Por ser homem, o cristão vive no mundo com pleno direito. Se
aceitar que Cristo habite em seu coração, que Cristo reine, a eficácia
salvadora do Senhor estará intensamente presente em todas as suas ocupações
humanas. E não interessa que sejam ocupações altas ou baixas, como se costuma
dizer, pois um ápice humano pode ser aos olhos de Deus uma baixeza; e o que
chamamos baixo ou modesto pode ser um ápice cristão, de santidade e de serviço.

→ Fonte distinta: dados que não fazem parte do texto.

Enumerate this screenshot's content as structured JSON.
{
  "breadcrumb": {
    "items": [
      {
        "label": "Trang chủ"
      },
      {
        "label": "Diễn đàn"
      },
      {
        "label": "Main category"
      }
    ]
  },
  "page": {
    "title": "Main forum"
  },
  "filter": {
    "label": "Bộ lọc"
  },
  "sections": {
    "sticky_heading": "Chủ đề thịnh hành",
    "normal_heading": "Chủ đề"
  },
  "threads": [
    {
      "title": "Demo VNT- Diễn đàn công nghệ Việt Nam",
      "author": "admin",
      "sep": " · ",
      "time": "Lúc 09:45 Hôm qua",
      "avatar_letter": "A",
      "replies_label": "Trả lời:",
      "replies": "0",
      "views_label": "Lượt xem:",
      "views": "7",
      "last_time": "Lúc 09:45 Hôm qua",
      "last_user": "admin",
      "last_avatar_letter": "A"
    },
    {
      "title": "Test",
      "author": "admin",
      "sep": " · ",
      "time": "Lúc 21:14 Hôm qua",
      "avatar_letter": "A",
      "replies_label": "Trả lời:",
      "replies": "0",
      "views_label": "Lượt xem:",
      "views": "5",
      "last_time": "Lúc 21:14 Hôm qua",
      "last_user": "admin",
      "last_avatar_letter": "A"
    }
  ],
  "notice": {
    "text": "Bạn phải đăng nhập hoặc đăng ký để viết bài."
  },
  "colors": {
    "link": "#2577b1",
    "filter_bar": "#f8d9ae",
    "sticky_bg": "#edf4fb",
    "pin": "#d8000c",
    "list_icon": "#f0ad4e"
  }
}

Quando trabalha, como é de sua obrigação, o cristão não deve
iludir nem esquivar-se às exigências próprias da natureza das coisas. Se pela
expressão abençoar as atividades humanas, se entendesse anular ou escamotear a
sua dinâmica própria, negar-me-ia a usar essas palavras. Pessoalmente, nunca me
convenci de que as ocupações habituais dos homens devessem ostentar um
qualificativo confessional, à moda de um letreiro postiço. Embora respeite a
opinião contrária, parece-me que se correria o perigo de usar em vão o santo
nome da nossa fé, e de utilizar, além disso, a etiqueta católica - como já se
tem visto em certas ocasiões - para justificar atitudes e operações que, às
vezes, nem sequer são honradamente humanas.
Se, à exceção do pecado, o mundo e tudo o que nele se contém
é bom, por ser obra de Deus Nosso Senhor, o cristão, lutando continuamente por
evitar as ofensas a Deus - uma luta positiva de amor -, deve dedicar-se a todas
as realidades terrenas, ombro a ombro com os outros cidadãos; e defender todos
os bens derivados da dignidade da pessoa.
E existe um bem que, de forma especial, deverá promover
sempre: o da liberdade pessoal. Só se defender a liberdade individual dos
outros, com a correspondente responsabilidade pessoal, poderá defender
igualmente a sua própria, com honradez humana e cristã. Repito e repetirei sem
cessar que o Senhor nos concedeu gratuitamente um grande dom sobrenatural, que
é a graça divina; e outra maravilhosa dádiva humana, a liberdade pessoal, que -
para não se corromper, convertendo-se em libertinagem - exige de nós integridade,
empenho eficaz em desenvolver a conduta dentro da lei divina, pois onde se
encontra o Espírito de Deus, lá se encontra a liberdade.
Continua...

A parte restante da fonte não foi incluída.